L’impact négatif de l’insécurité sur la croissance des MPMEs

La situation d’insécurité qui sévit dans le pays détruit à petit feu le tissu économique. Le contrôle d’une bonne partie du territoire par les gangs armés et la généralisation des enlèvements contre rançons constituent un coup de massue pour les entreprises notamment les Micro, Petites et Moyennes Entreprises (MPME) qui sont la base d’une économie.

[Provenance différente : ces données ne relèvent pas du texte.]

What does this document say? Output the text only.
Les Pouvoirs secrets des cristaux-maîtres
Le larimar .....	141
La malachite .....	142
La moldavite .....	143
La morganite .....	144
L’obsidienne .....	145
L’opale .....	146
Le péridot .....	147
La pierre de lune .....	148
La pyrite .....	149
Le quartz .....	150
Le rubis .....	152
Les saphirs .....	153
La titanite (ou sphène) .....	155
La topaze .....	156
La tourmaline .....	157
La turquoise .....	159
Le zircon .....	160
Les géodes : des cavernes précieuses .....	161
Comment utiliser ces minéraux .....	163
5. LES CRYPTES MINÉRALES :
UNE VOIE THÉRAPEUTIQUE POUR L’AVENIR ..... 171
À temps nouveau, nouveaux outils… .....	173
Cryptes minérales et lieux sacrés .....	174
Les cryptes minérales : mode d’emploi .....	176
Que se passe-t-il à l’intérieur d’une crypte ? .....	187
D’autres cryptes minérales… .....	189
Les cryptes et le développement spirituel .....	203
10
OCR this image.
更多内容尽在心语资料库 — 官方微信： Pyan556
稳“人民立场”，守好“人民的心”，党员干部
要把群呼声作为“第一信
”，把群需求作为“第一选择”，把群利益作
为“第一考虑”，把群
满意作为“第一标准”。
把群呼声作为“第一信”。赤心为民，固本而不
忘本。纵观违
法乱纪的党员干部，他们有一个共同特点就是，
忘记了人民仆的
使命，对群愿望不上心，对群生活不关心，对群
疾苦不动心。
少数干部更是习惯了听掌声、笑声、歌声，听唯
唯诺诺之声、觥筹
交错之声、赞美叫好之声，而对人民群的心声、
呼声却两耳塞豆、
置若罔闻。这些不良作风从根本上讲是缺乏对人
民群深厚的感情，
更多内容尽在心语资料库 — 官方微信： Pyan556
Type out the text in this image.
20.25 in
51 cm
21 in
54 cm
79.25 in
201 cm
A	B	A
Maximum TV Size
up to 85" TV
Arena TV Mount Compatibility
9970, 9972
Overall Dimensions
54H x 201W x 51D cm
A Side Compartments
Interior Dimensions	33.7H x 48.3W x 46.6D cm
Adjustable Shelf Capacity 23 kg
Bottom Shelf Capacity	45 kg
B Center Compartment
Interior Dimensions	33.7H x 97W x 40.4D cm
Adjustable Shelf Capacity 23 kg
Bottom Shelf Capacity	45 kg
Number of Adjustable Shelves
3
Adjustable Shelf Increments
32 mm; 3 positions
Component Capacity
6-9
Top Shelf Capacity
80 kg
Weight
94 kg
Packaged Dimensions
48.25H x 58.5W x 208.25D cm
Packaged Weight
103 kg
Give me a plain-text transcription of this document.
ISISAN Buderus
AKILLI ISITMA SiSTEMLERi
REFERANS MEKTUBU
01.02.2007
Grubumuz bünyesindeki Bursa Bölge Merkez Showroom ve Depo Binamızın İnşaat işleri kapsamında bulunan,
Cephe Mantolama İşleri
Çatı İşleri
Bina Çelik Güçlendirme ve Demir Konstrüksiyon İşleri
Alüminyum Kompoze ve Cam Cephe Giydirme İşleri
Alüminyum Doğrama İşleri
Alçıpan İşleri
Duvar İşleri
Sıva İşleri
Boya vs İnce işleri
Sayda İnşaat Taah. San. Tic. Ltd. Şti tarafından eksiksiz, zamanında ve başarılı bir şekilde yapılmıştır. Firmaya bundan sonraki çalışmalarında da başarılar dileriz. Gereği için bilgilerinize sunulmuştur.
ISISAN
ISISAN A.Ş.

Intervenant dans un panel traitant de l’impact de l’insécurité sur les MPME, le 25 avril en cours, dans le cadre de la première journée de la 12e édition du Sommet International de la Finance (SIF), René Max Auguste, directeur général de Valerio Canez S.A., rappelle que des magasins de son entreprise ont subi deux pillages, l’un à Pétion-Ville en 2018 et un autre au Cap-Haitien en 2021, le jour des funérailles du président Jovenel Moïse. «Certaines entreprises dont nous sommes des fournisseurs ne peuvent plus respecter leurs engagements ou sont tout simplement en cessation de paiement à cause de l’instabilité socio-politique et l’insécurité qui persistent», déplore-t-il.
L’homme d’affaires est sidéré de voir que les politiciens ne réalisent pas que le pays est quasiment dans l’abîme, estimant qu’ils ne sont pas à la hauteur de leurs tâches. René Max Auguste constate avec amertume que des banques étrangères ont dû quitter le pays au cours des trente dernières années. C’est le cas de la Banque Nationale de Paris (BNP), la Bank of Boston et la Scotia Bank, sans compter d’autres entreprises dont celles du textile qui ont plié bagages. «Aujourd’hui, nous sommes arrivés à un stade où le pays ne compte pas plus de 20 entreprises étrangères», révèle René Max Auguste en lançant un cri d’alarme.
Cependant, les entreprises qui ne peuvent pas opérer en Haïti sont bien accueillies ailleurs, en particulier en République dominicaine. Il y a 30 ou 40 ans, l’économie dominicaine valait deux fois plus celle d’Haïti. Aujourd’hui l’économie dominicaine est estimée à plus de 10 fois de la nôtre », a constaté René Max Auguste, qui lâche au passage : « Nous avons échoué » avec une pointe de dégoût. Il n’y est pas allé par quatre chemins pour blâmer les hommes et les femmes de sa classe.
Quant à Jean Dumarsais Jacques, coordonnateur de la plateforme d’entrepreneurs Sa Se Biznis Pam (SSBP), un agripreneur voyageant à travers le pays pour les besoins de ses activités. Il se déplace dans le Sud d’Haïti régulièrement et dans deux autres départements pour le compte de son entreprise qui produit des huiles essentielles. Il se trouve que le transport aérien s’impose à cause de l’insécurité principalement sur la route de Martissant. Cela implique une explosion des coûts que le producteur répercute sur sa clientèle.
Dans le contexte actuel, la concurrence est rude par rapport au Brésil et aux autres pays de la Caraïbe qui font mieux qu’Haïti. Dans de telles situations, la meilleure décision managériale est une compression des effectifs, les licenciements avec les implications sociales qui marchent avec.
Des éléments de la diaspora rejettent l’idée de visiter Haïti à cause des actes récurrents d’insécurité. D’autre part, quand les MPME sont confrontées à l’insécurité de cette manière déjà dans un pays où tout manque, c’est en réalité un problème de trésorerie qui se pose. Il manque de l’argent cash et des moyens. La Direction générale des impôts (DGI) et la Douane affichent aussi un manque à gagner. Le pays est piégé dans cette insécurité asphyxiante. De l’avis des entrepreneurs, dans une synergie et dans la cohérence avec les différents secteurs de la vie nationale, les autorités doivent lancer des signaux clairs pour que les activités économiques reprennent le plus normalement du monde.
Abondant dans le même sens, Almiracle St-Fort, confie que mêmes les litiges sont mis sous pause dans la majorité des cas puisqu’on ne peut pas se rendre au tribunal correctement. «En 25 ans d’expérience, je n’ai jamais vu une situation pareille, malgré les dégâts causés par le séisme de 2010, l’embargo de 1992 ou même après le départ de Jean-Claude Duvalier en 1986.» Les intervenants sont d’avis que les MPME constituent la base des activités économiques. Si tout va mal dans l’économie, les MPME seront certainement affectées.